= Maria Hadjicosti =

Cypriot archaeologist (born 1949)

Maria Hadjicosti (Μαρία Χατζηκωστή; born 1949) is a Cypriot archaeologist who served as the Director of the Department of Antiquities, Cyprus from 2009 until 2013, she was the first female director of the department.
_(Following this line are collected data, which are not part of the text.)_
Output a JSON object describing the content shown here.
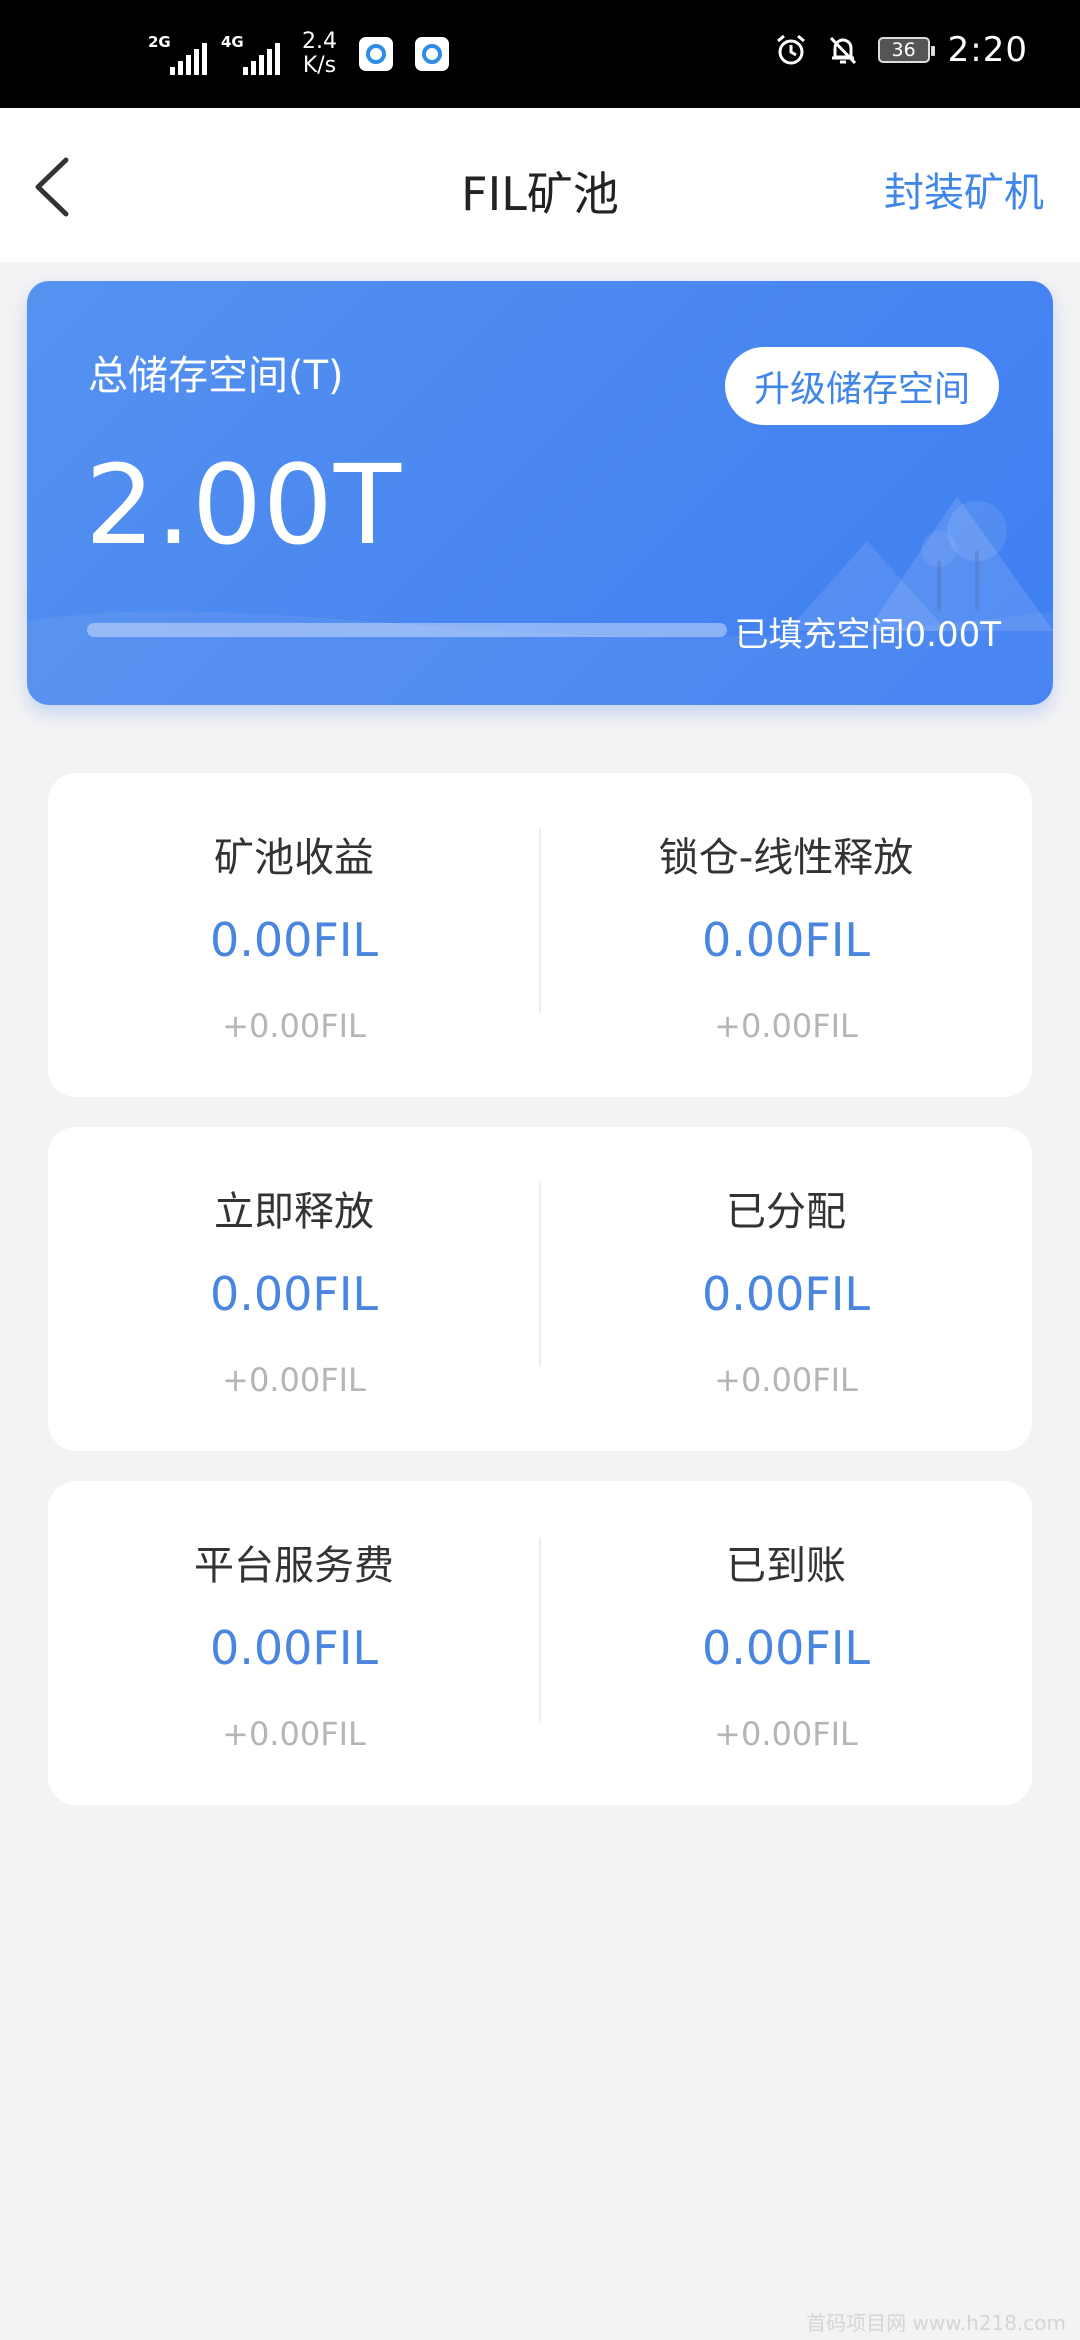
{
  "status_bar": {
    "net1": "2G",
    "net2": "4G",
    "speed_value": "2.4",
    "speed_unit": "K/s",
    "battery": "36",
    "time": "2:20"
  },
  "nav": {
    "title": "FIL矿池",
    "action": "封装矿机"
  },
  "storage": {
    "label": "总储存空间(T)",
    "value": "2.00T",
    "upgrade_label": "升级储存空间",
    "filled_label": "已填充空间0.00T",
    "filled_fraction": 0
  },
  "stats": [
    {
      "left": {
        "label": "矿池收益",
        "amount": "0.00FIL",
        "delta": "+0.00FIL"
      },
      "right": {
        "label": "锁仓-线性释放",
        "amount": "0.00FIL",
        "delta": "+0.00FIL"
      }
    },
    {
      "left": {
        "label": "立即释放",
        "amount": "0.00FIL",
        "delta": "+0.00FIL"
      },
      "right": {
        "label": "已分配",
        "amount": "0.00FIL",
        "delta": "+0.00FIL"
      }
    },
    {
      "left": {
        "label": "平台服务费",
        "amount": "0.00FIL",
        "delta": "+0.00FIL"
      },
      "right": {
        "label": "已到账",
        "amount": "0.00FIL",
        "delta": "+0.00FIL"
      }
    }
  ],
  "watermark": "首码项目网 www.h218.com",
  "colors": {
    "accent": "#3f86e8",
    "amount": "#4a86df",
    "card_gradient_start": "#5592f0",
    "card_gradient_end": "#3d7ef2",
    "background": "#f3f3f4"
  }
}
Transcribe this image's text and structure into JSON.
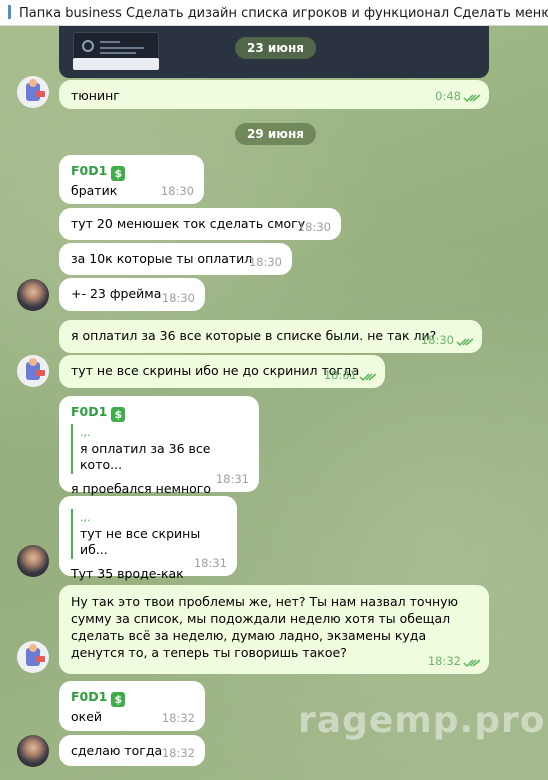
{
  "header": {
    "title": "Папка business  Сделать дизайн списка игроков и функционал Сделать менюшку со"
  },
  "dates": {
    "first": "23 июня",
    "second": "29 июня"
  },
  "messages": [
    {
      "text": "тюнинг",
      "time": "0:48"
    },
    {
      "sender": "F0D1",
      "text": "братик",
      "time": "18:30"
    },
    {
      "text": "тут 20 менюшек ток сделать смогу",
      "time": "18:30"
    },
    {
      "text": "за 10к которые ты оплатил",
      "time": "18:30"
    },
    {
      "text": "+- 23 фрейма",
      "time": "18:30"
    },
    {
      "text": "я оплатил за 36 все которые в списке были. не так ли?",
      "time": "18:30"
    },
    {
      "text": "тут не все скрины ибо не до скринил тогда",
      "time": "18:31"
    },
    {
      "sender": "F0D1",
      "quote_name": ".,.",
      "quote_text": "я оплатил за 36 все кото...",
      "text": "я проебался немного",
      "time": "18:31"
    },
    {
      "quote_name": ".,.",
      "quote_text": "тут не все скрины иб...",
      "text": "Тут 35 вроде-как",
      "time": "18:31"
    },
    {
      "text": "Ну так это твои проблемы же, нет? Ты нам назвал точную сумму за список, мы подождали неделю хотя ты обещал сделать всё за неделю, думаю ладно, экзамены куда денутся то, а теперь ты говоришь такое?",
      "time": "18:32"
    },
    {
      "sender": "F0D1",
      "text": "окей",
      "time": "18:32"
    },
    {
      "text": "сделаю тогда",
      "time": "18:32"
    }
  ],
  "icons": {
    "sender_badge": "dollar-badge-icon",
    "read_status": "double-check-icon"
  },
  "watermark": "ragemp.pro",
  "colors": {
    "sender": "#2f9e3e",
    "outgoing_bubble": "#effdde",
    "incoming_bubble": "#ffffff"
  }
}
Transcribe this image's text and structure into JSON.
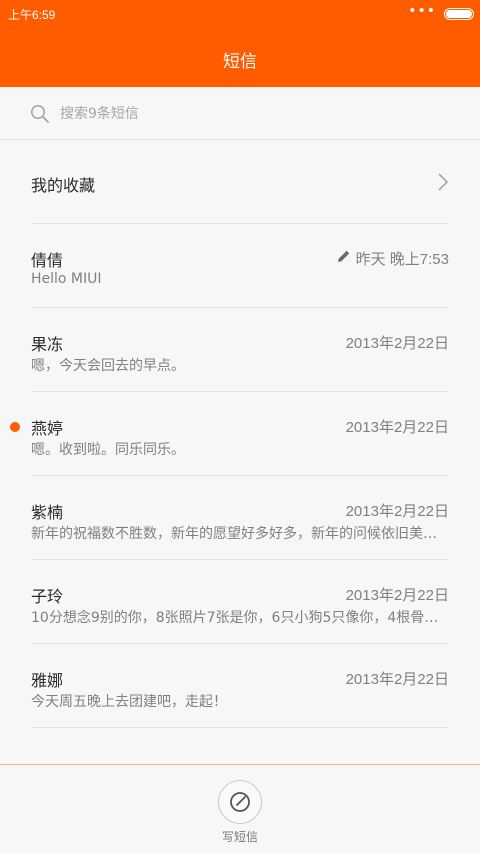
{
  "status": {
    "time": "上午6:59"
  },
  "header": {
    "title": "短信"
  },
  "search": {
    "placeholder": "搜索9条短信"
  },
  "favorites": {
    "label": "我的收藏"
  },
  "conversations": [
    {
      "name": "倩倩",
      "preview": "Hello MIUI",
      "date": "昨天 晚上7:53",
      "draft": true,
      "unread": false
    },
    {
      "name": "果冻",
      "preview": "嗯，今天会回去的早点。",
      "date": "2013年2月22日",
      "draft": false,
      "unread": false
    },
    {
      "name": "燕婷",
      "preview": "嗯。收到啦。同乐同乐。",
      "date": "2013年2月22日",
      "draft": false,
      "unread": true
    },
    {
      "name": "紫楠",
      "preview": "新年的祝福数不胜数，新年的愿望好多好多，新年的问候依旧美…",
      "date": "2013年2月22日",
      "draft": false,
      "unread": false
    },
    {
      "name": "子玲",
      "preview": "10分想念9别的你，8张照片7张是你，6只小狗5只像你，4根骨…",
      "date": "2013年2月22日",
      "draft": false,
      "unread": false
    },
    {
      "name": "雅娜",
      "preview": "今天周五晚上去团建吧，走起！",
      "date": "2013年2月22日",
      "draft": false,
      "unread": false
    }
  ],
  "compose": {
    "label": "写短信"
  },
  "colors": {
    "accent": "#ff5c00",
    "background": "#f7f7f7"
  },
  "icons": {
    "search": "search-icon",
    "chevron": "chevron-right-icon",
    "draft": "pencil-icon",
    "compose": "compose-icon"
  }
}
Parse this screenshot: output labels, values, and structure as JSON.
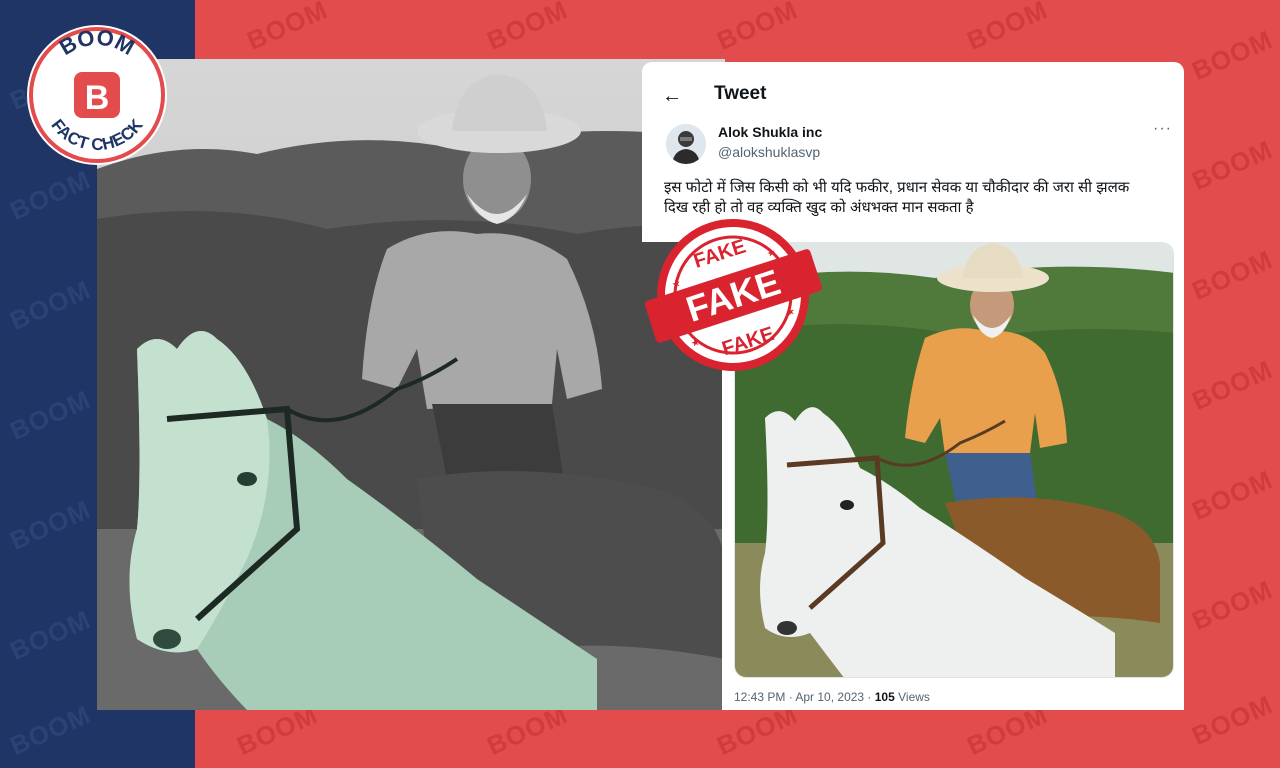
{
  "brand": {
    "watermark": "BOOM",
    "logo_top": "BOOM",
    "logo_letter": "B",
    "logo_bottom": "FACT CHECK",
    "colors": {
      "navy": "#1f3566",
      "red": "#e34c4c",
      "white": "#ffffff"
    }
  },
  "tweet": {
    "header_title": "Tweet",
    "back_icon": "arrow-left-icon",
    "author_name": "Alok Shukla inc",
    "author_handle": "@alokshuklasvp",
    "more_icon": "more-dots-icon",
    "text_line1": "इस फोटो में जिस किसी को भी यदि फकीर, प्रधान सेवक या चौकीदार की जरा सी झलक",
    "text_line2": "दिख रही हो तो वह व्यक्ति खुद को अंधभक्त मान सकता है",
    "time": "12:43 PM · Apr 10, 2023 · ",
    "views_count": "105",
    "views_label": " Views"
  },
  "stamp": {
    "top": "FAKE",
    "center": "FAKE",
    "bottom": "FAKE",
    "color": "#d9232f"
  }
}
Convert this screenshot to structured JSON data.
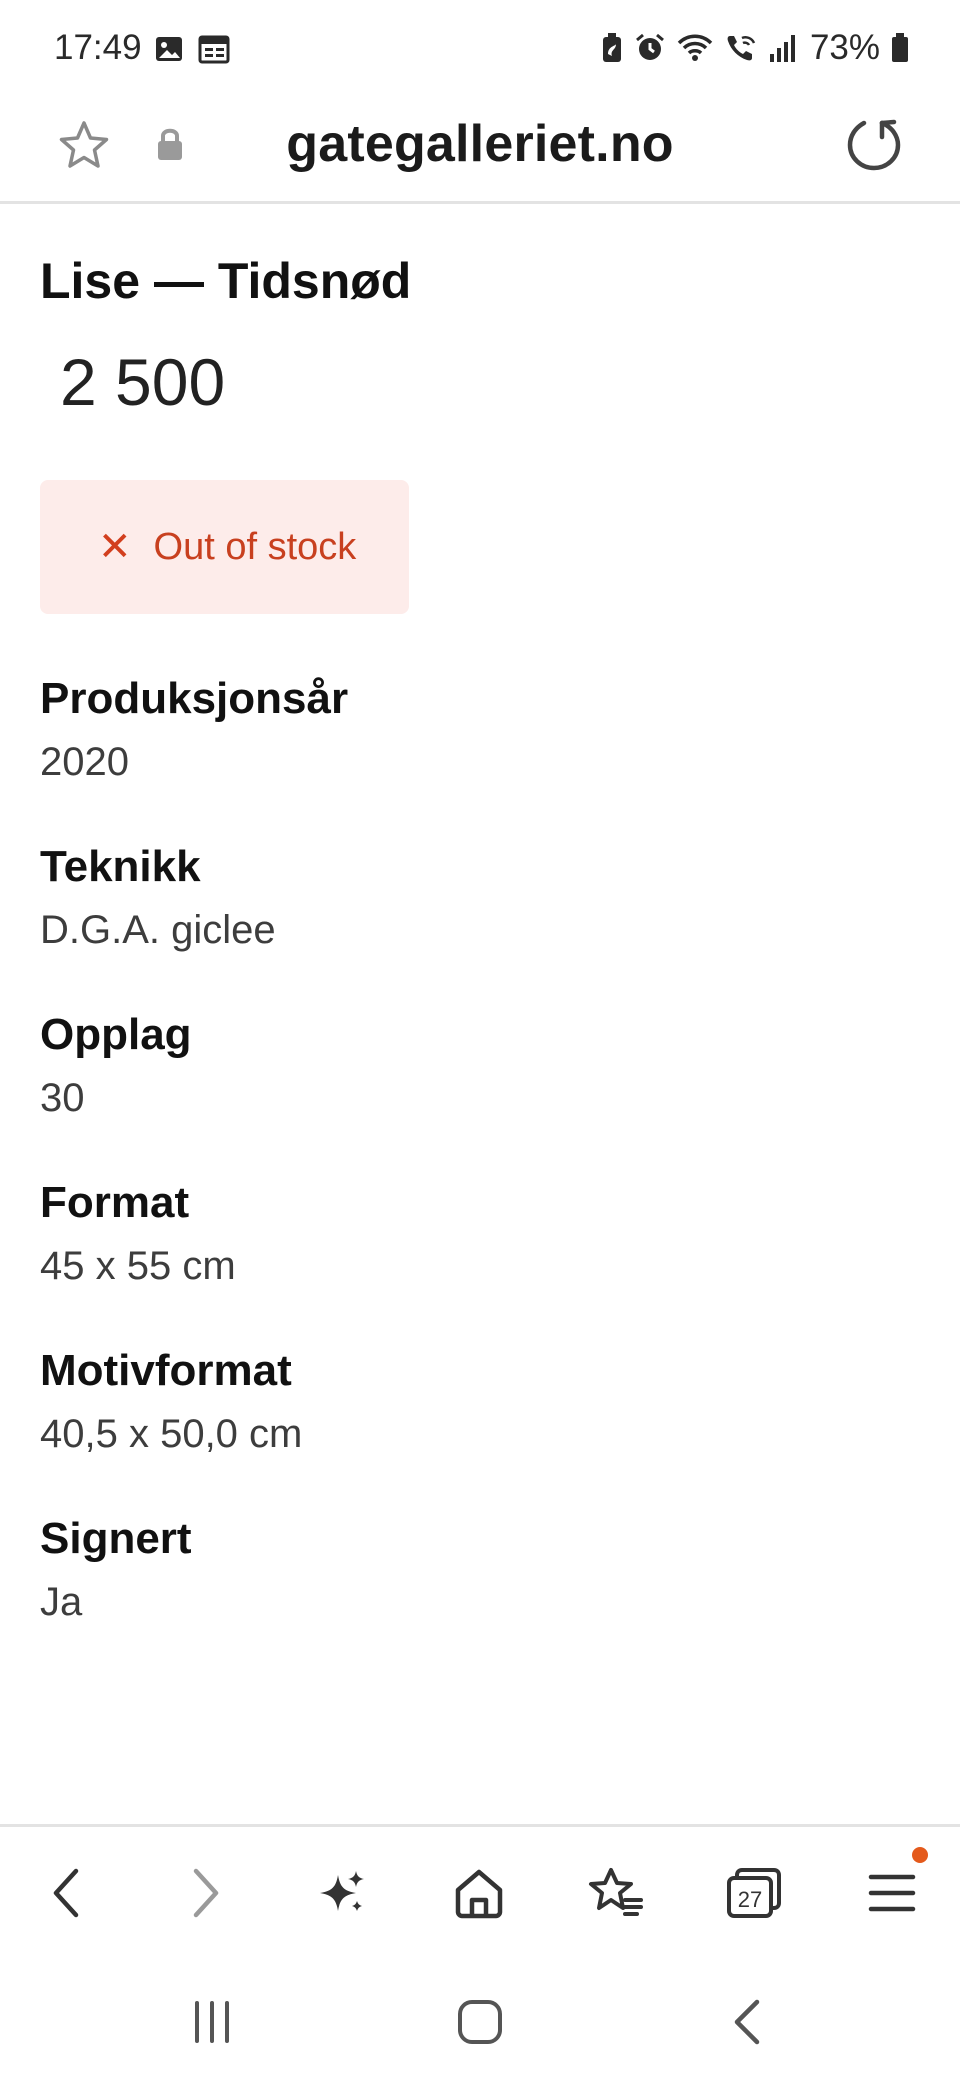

She has an M.A. in Classical Archaeology and History and a PhD from Charles University. Hadjicosti was Curator of Antiquities and later became the Director of the Department of Antiquities in 2009 until her retirement in 2013. She conducted systematic excavations at the Iron Age city-kingdom of Idalion since 1991, as well as rescue excavations of Iron Age tombs in Agioi Omologites, Mari, Mathiatis and an Early Byzantine basilica at Pyla-Koutsopetria. Her excavation at Idalion was opened to visitors as a restored archaeological site with a museum in 2017.

== Publications ==

- Χατζηκωστή, Μ. (1987). Ναοί και ιερά της θεάς Aφροδίτης στην Kύπρο (μαρτυρίες αρχαίων ελληνικών πηγών και αρχαιολογικής έρευνας). Αρχαιολογία, 23, 48–51.
- Hadjicosti, M. (1995). Excavations at Idalion (1991-1995). Cahiers du Centre d'Études Chypriotes, 24, 25–28.
- Hadjicosti, M. (1997). The Kingdom of Idalion in the Light of New Evidence. Bulletin of the American Schools of Oriental Research, 308, 49–63.
- Hadjicosti, M. (2004). Idalion: New evidence for the Archaic-Classical kingdom and the Phoenician domination. Cahiers du Centre d'Études Chypriotes, 34, 83.